An additional role for hCD22 in responding to trans ligands was investigated using STALs. STALs drive co-localization of CD22 with the BCR on antigen-specific B-cells, and they show potential as a novel approach for inducing immunological tolerance(43, 44). hCD22⁺ B-cells stimulated with antigenic liposomes formulated with a high affinity and selective hCD22L failed to respond as compared to antigenic liposomes without the hCD22L. The failure of STALs to induce Ca²⁺ flux response or upregulate CD86 expression at later time points are key pieces of data showing that ITIMs present on the cytoplasmic tail of hCD22 are competent at inhibiting BCR signaling in murine B-cells. Indeed, the sequence homology between the ITIMs in mouse and humans is high(4). Previous studies in mice have demonstrated that STALs induce an apoptotic mechanism, resulting in deletion of the antigen-specific B-cells from the B-cell repertoire and the induction of antigen-specific B-cell tolerance(10). We additionally have shown that STALs induce upregulation of Annexin V on hCD22⁺ B-cells in vitro, and OVA STALs formulated with a hCD22L indeed drive induced tolerance to OVA in hCD22⁺ mice to a similar degree as can be achieved by targeting mCD22 in WT mice. Previously, we had shown that STALs could induce a tolerogenic signal in primary naïve and memory human B-cells in vitro(43). Accordingly, these results represent the first studies demonstrating the in vivo potential of STALs targeting hCD22 to induce tolerance. Future studies investigating the ability to induce tolerance through hCD22 in antibody-driven autoimmunity, such as rheumatoid arthritis (RA) or SLE, and allergies should be valuable.
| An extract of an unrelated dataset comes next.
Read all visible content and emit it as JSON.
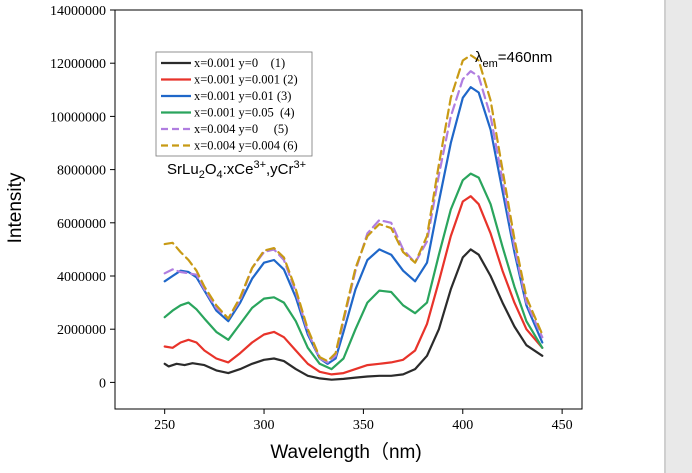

Altogether, we have shown that expression of hCD22 on murine B-cells restores many biological features of mCD22 such as: migration to the site of cell contact, the appropriate regulation of Ca²⁺ flux responses in response to BCR stimulation, antibody production, homing, and B-cell tolerization. However, not all aspects of homing were fully recovered in these mice as noted in B-cell homing to the PP, revealing important aspects that merits future investigation that could reveal molecular clues as the mechanism and precise glycan ligands used by CD22 to home to this location. This new hCD22-expressing mice should prove to be a valuable tool to assess the mechanisms of action of anti-CD22 monoclonal antibody therapies as well as future optimization of therapies that aim to functionally modulate hCD22 using glycan ligands, such STALs for the induction of B-cell tolerance.